People in Nashville cowrite songs. Generally, you meet up with someone at 11AM, sometimes at your house, sometimes in a writers room on Music Row, and you get amped up on coffee together. With the coffee’s help you do one of two things: One, you get to talking about life, about what’s going on in your life, and how those goings-on have got you to thinking about this one thing, and how this thing seems song-worthy. Or, two, you get to talking about song ideas you have, and if you’re me, you figure out if you can connect to any of those ideas personally, whether it be through your own personal life, your sense of humor, or your sense of empathy. A lot of songwriters talk about how cowriting is like getting into a room with another person, sometimes a stranger, and pulling your pants down.
I often think in a good cowriting session that the world would be a much more peaceful and lovely place if everyone talked to each other like two songwriters trying to get to the heart of a song. On one hand you’ve got two people who have agreed to admit that they are sensitive and vulnerable in both their experience of the world and the way they write about it. And on the other hand you’ve got two people who feel strongly and deeply about something, something that is true to them, and they have to work in such a way that the song, in the end, reflects that feeling. Inevitably, and hopefully, both writers compromise with each other, but they do not compromise their sense of truth or their sense of what makes a quality song. It’s a beautiful process that sometimes produces beautiful songs. And when you’ve experienced such a process and written such a song then there is no feeling quite like it.
Yet, though I’ve cowritten somewhere around 50 songs in my life, I’ve released only two cowritten songs myself (out of 40 released or soon-to-be-released tracks). I don’t know why, but I can’t really cowrite unless the song is for someone else, or for some other purpose. In fact, though I’ve made cowriting out to sound like the greatest thing ever, I am rarely as happy about the product of cowriting as I am about the product of solo-writing. Something happens to me in the process that keeps me distant from the work. When I wrote for EMI a decade ago, which is when I was thrown into the cowriting universe, I felt like the process was destroying me artistically. As over-the-top as it sounds, I would come out of writing sessions and feel like my soul had been assaulted, and I’d feel like the people I was writing with weren’t real artists. How could they be, with the types of songs they wanted to write? To me, they wrote all wrong. They wrote songs as a whittler whittles, from the outside in, tossing a title out like a block of wood and carving away at it until it resembled as closely and cleanly the title they’d thrown out. It was all about titles. I’d never written songs like this. I’d always written, say, to stick with the metaphor, as if I were suddenly trapped in a piece of wood and had to carefully claw myself out. In the end I’d turn around and look at the wood, and how I transformed it with my clawing, and I’d think, Hey, I made it pretty! In addition to that, it usually took a month or so for me to write a song, not a few hours. My metaphor-made-stupid aside, I was young, and so I thought my way was the right way. And I thought any song written with an inferior method was an inferior song. After I left Nashville, and EMI, I didn’t cowrite for more than ten years.

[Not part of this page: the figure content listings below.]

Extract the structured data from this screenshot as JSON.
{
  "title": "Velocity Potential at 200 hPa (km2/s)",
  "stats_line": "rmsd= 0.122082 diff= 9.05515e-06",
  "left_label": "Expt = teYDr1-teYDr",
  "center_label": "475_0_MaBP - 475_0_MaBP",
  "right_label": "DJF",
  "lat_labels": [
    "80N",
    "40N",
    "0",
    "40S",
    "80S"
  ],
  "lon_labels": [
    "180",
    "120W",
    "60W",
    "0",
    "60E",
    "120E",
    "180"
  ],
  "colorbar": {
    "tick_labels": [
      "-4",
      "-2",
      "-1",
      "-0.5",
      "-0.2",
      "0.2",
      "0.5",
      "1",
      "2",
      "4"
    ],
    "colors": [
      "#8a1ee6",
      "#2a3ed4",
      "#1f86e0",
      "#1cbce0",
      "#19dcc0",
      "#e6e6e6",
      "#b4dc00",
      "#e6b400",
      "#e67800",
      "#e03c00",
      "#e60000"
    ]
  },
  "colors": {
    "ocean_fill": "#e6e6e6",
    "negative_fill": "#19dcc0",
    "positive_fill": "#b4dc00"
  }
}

And now here I am in Nashville, about to sign a publishing deal again, and cowriting at least twice a week. What’s changed is that I can have fun with it now, and I can appreciate that as far as jobs go songwriting is a good one (not paywise, but satisfaction-wise). In other words, I don’t feel like my soul is under assault; perhaps because I spent ten years learning the layout of some of my soul and can therefore defend it. I’m also a lot more interested in different processes than I used to be. There are a few songs on my records (Holly, for example, off Vacations) that started as a title (or, in the case of Holly, a pun), and they turned out pretty good (in my opinion), and I’d like to be not so stuck in my one way of songwriting. With a less precious and defensive state of mind I’ve already learned a few really valuable things in my recent cowrites, and I’m glad for that. Still, despite all that, distance remains between myself and these songs. I’d like to think that maybe the more I practice it the more I’ll close the gap, because the gap makes me feel not just like I’ve done something kind of inferior, but kind of wrong. Which leads me back to the feeling I had at EMI, which, if history were allowed to repeat itself, could drive me away from Nashville songwriting again.
But maybe it’ll always be there, and maybe it’s a good thing to feel that way, and maybe I wasn’t all wrong in my youthful artistic righteousness. It could be that I just had it backwards. Because these days, when I get the feeling of having done something wrong, I no longer think it’s the result of some failure to defend my artistic soul against attack. Instead, I blame it on a failure to advance my artistic soul in its own offensives, to expand its empire. That’s a horrible way of putting it, especially after claiming that cowriting might be a way toward world peace. But I guess that’s the whole thing, ain’t it? It’s tough to fit souls together.